Gilmar Mendes exige explicações do MPRJ sobre pagamentos de R$ 270 mil em 72 horas

O ministro do Supremo Tribunal Federal (STF), Gilmar Mendes, determinou que o Ministério Público do Rio de Janeiro (MPRJ) apresente, em um prazo de 72 horas, informações detalhadas sobre os pagamentos de “penduricalhos” realizados aos servidores do órgão nos meses de janeiro e fevereiro de 2026. A medida foi tomada sob pena de punição disciplinar.

Gilmar Mendes afirmou que as justificativas apresentadas pelo Procurador-Geral de Justiça do MPRJ, Antônio José Campos Moreira, são insuficientes para comprovar o cumprimento de decisões anteriores da Corte. O ministro também exigiu que o MPRJ identifique a instituição financeira responsável pelas transferências e notificou o Conselho Nacional do Ministério Público (CNMP) para que tome as providências cabíveis.

Suspensão e Detalhes dos Pagamentos

Em 23 de fevereiro, Gilmar Mendes já havia suspendido os pagamentos de “penduricalhos” a integrantes do Judiciário e do Ministério Público em todo o país, com base em leis estaduais e decisões internas.
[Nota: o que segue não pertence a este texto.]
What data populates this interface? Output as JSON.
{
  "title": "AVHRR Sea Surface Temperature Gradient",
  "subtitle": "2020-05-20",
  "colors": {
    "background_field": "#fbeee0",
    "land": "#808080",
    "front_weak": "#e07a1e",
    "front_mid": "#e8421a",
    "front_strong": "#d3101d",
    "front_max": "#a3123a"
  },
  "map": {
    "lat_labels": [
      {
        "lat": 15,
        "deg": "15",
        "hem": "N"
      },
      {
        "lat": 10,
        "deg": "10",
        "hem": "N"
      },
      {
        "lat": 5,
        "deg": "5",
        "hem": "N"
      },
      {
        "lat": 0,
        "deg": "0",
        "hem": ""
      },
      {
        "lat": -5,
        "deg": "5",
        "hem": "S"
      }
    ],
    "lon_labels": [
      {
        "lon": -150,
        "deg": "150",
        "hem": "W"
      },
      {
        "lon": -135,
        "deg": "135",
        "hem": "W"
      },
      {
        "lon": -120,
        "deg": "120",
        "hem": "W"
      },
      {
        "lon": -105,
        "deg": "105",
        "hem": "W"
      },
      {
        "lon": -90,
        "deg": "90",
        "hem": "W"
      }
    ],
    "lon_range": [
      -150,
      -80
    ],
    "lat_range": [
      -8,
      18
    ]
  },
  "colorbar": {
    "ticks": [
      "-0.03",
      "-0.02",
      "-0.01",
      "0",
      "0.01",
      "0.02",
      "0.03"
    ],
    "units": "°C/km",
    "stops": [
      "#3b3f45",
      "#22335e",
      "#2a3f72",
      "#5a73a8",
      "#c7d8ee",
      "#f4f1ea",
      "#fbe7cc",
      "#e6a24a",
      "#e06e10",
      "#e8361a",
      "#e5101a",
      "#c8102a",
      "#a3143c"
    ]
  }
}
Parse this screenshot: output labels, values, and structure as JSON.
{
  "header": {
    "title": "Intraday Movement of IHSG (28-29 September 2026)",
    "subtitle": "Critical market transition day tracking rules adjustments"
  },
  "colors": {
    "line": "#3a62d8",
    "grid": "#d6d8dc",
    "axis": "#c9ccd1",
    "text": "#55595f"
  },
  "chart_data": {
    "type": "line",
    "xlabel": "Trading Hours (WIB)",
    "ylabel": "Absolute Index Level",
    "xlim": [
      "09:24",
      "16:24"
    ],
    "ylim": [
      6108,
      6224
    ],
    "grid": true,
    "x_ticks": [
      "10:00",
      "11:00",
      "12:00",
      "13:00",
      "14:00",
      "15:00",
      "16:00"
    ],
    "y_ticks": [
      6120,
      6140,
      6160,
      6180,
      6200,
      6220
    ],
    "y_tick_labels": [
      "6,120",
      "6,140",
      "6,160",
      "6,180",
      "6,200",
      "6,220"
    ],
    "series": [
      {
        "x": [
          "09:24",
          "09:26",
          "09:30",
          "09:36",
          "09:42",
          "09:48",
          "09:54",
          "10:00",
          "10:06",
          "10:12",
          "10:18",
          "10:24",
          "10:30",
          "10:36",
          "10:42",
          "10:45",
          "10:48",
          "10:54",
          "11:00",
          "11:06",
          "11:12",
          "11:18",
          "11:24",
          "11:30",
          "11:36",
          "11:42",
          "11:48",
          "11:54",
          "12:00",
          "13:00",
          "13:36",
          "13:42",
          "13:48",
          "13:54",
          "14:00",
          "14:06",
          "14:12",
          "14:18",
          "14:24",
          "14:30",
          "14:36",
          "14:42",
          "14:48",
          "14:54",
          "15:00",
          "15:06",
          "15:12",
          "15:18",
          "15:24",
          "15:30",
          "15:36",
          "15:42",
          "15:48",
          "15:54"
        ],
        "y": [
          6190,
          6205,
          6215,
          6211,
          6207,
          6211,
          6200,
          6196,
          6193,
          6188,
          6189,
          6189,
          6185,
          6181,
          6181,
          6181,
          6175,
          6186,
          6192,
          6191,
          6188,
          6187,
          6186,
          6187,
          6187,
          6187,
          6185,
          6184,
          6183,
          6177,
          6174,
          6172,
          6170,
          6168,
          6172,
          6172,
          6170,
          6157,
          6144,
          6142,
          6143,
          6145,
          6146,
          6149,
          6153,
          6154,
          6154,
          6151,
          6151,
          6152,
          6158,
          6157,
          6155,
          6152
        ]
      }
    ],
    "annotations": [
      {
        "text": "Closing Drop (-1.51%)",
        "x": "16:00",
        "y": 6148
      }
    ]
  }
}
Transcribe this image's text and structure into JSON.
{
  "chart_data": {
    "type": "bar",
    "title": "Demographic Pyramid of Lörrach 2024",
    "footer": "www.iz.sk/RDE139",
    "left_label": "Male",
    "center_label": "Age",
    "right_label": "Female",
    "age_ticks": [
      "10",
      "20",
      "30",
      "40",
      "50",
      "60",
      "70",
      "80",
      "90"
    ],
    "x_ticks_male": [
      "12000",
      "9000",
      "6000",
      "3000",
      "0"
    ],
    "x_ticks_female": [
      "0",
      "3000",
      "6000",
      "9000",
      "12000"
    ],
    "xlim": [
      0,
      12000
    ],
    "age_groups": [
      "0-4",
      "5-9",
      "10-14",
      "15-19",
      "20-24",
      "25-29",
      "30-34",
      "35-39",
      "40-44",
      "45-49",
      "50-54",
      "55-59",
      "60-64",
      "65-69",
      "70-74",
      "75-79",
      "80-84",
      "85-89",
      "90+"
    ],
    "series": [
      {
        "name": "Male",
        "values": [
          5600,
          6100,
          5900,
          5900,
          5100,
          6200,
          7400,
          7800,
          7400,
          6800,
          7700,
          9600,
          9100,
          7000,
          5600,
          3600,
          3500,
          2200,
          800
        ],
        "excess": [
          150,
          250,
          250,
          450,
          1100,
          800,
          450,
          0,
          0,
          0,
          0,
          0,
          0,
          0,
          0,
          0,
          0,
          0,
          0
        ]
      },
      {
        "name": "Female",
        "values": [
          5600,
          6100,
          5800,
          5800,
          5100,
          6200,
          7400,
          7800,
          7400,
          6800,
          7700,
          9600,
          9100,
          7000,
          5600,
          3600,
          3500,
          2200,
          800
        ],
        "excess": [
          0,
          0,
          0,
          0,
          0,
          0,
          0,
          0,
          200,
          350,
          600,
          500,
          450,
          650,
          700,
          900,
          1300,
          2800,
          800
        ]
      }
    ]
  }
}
A ordem também se estende à Justiça Federal e ao Ministério Público da União, proibindo a liberação de valores não amparados por legislação aprovada pelo Congresso.

Os pagamentos em questão giram em torno de R$ 270 mil para cada membro do MPRJ e incluem valores retroativos. O MPRJ deve detalhar a programação financeira desses pagamentos para os meses de janeiro, fevereiro, março e abril de 2026, além de indicar as datas em que foram autorizados.

Gilmar Mendes também requisitou, no dia 27 de fevereiro, informações sobre a liberação de penduricalhos aos promotores e procuradores do MPRJ, mesmo após liminares que proibiam a liberação das verbas. A decisão de agora exige que o MPRJ apresente documentos que comprovem a programação financeira, vedando o fornecimento de documentos produzidos posteriormente para justificar ou reconstruir a referida programação.

Opinião

A decisão de Gilmar Mendes reflete a necessidade de maior transparência e controle sobre os gastos públicos, especialmente em tempos de crise fiscal.